Last week the ONS reported a fall of 0.1% in UK productivity over the three months from April to June. This follows a fall of 0.5% for the three months from January to March and an overall fall and a fall of 0.3% compared to last year. While the numbers are small, they should be compared both to historical data for productivity growth and to other countries. Historically, some commentators have suggested that if productivity had grown since the financial crash at the rate it was growing before, we would be 20% more productive than we are today. When looking at other countries, German workers produce 36% more per hour while the French and the Americans are 30% more productive. Ed Conway, writing in The Times last week, noted that there are only three regions in the UK out of 168 which have higher productivity than the German average. A recent paper by Richard Davies, Anna Valero and Sandra Bernick for The Centre for Economic Performance (http://cep.lse.ac.uk/pubs/download/special/cepsp34.pdf) note that productivity varies significantly by area with mid Wales at the bottom and, at the top,
“there are three high-productivity hubs: the oil industry around Aberdeen, the area around Greater Manchester and a band of productivity in the South. Contrary to popular belief the high productivity of London does not spread into the South East but rather spreads west along the M4 towards commuter towns like Reading and Slough which have their own high productivity companies.” (Page 3)

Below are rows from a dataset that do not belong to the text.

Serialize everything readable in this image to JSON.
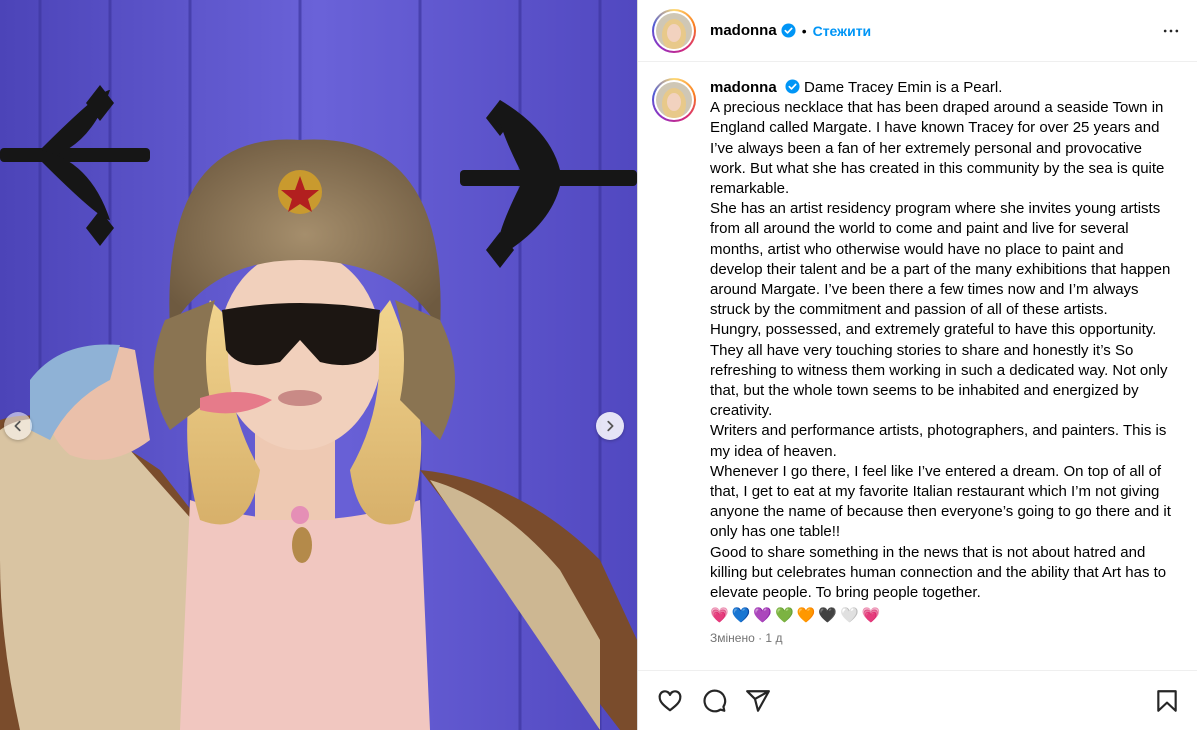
{
  "post": {
    "username": "madonna",
    "dot": "•",
    "follow_label": "Стежити",
    "caption_intro": "Dame Tracey Emin is a Pearl.",
    "caption_paragraphs": [
      "A precious necklace that has been draped around a seaside Town in England called Margate. I have known Tracey for over 25 years and I’ve always been a fan of her extremely personal and provocative work. But what she has created in this community by the sea is quite remarkable.",
      "She has an artist residency program where she invites young artists from all around the world to come and paint and live for several months, artist who otherwise would have no place to paint and develop their talent  and be a part of the many exhibitions that happen  around  Margate. I’ve been there a few times now and I’m always struck by the commitment and passion of all of these artists.",
      "Hungry, possessed, and extremely grateful to have this opportunity. They all have very touching stories to share and honestly  it’s So refreshing to witness them working in such a dedicated way. Not only that, but the whole town seems to be inhabited  and energized by creativity.",
      "Writers and performance artists, photographers, and painters. This is my idea of heaven.",
      "Whenever I go there, I feel like I’ve entered a dream. On top of all of that, I get to eat at my favorite Italian restaurant which I’m not giving anyone the name of because then everyone’s going to go there and it only has one table!!",
      "Good to share something in the news that is not about hatred and killing but celebrates human connection and the ability that Art has to elevate people. To bring people together."
    ],
    "hearts": "💗💙💜💚🧡🖤🤍💗",
    "edited": "Змінено · 1 д"
  },
  "icons": {
    "verified": "verified-badge-icon",
    "more": "more-options-icon",
    "like": "heart-icon",
    "comment": "comment-icon",
    "share": "share-icon",
    "save": "bookmark-icon",
    "prev": "chevron-left-icon",
    "next": "chevron-right-icon"
  },
  "colors": {
    "accent": "#0095f6",
    "verified": "#0095f6",
    "door": "#5b54c8"
  }
}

They also identify key sectors:
“The highest productivity sectors—real estate, mining and utilities—are small employers and so play little role in aggregate performance. Of the high employment sectors that drive national productivity the leading sectors are finance, information and communications, construction and manufacturing. Professional, scientific and technical services vary within and across regions–this sector houses some very high productivity firms together with much weaker ones. However, it is important to consider high employment sectors with weak productivity, such as retail and wholesale trade, administrative services and accommodation and food services. Raising average productivity in these sectors could have a large aggregate effect due to their high employment shares.” Pages 3 and 4
While not as exciting as Brexit or the Tory leadership, low productivity is a significant issue. If we have lower productivity then our workers are not producing as much as those in other countries and will consequently receive lower wages. Furthermore firms profits will be lower, hence meaning less funding available for investment, hence lower productivity growth and we find ourselves in a downward spiral relative to our competitors. Hopefully the Chancellor will address the problem in his budget next month but, if not, we face a slow decline in UK living standards and relative prosperity compared to our European neighbours.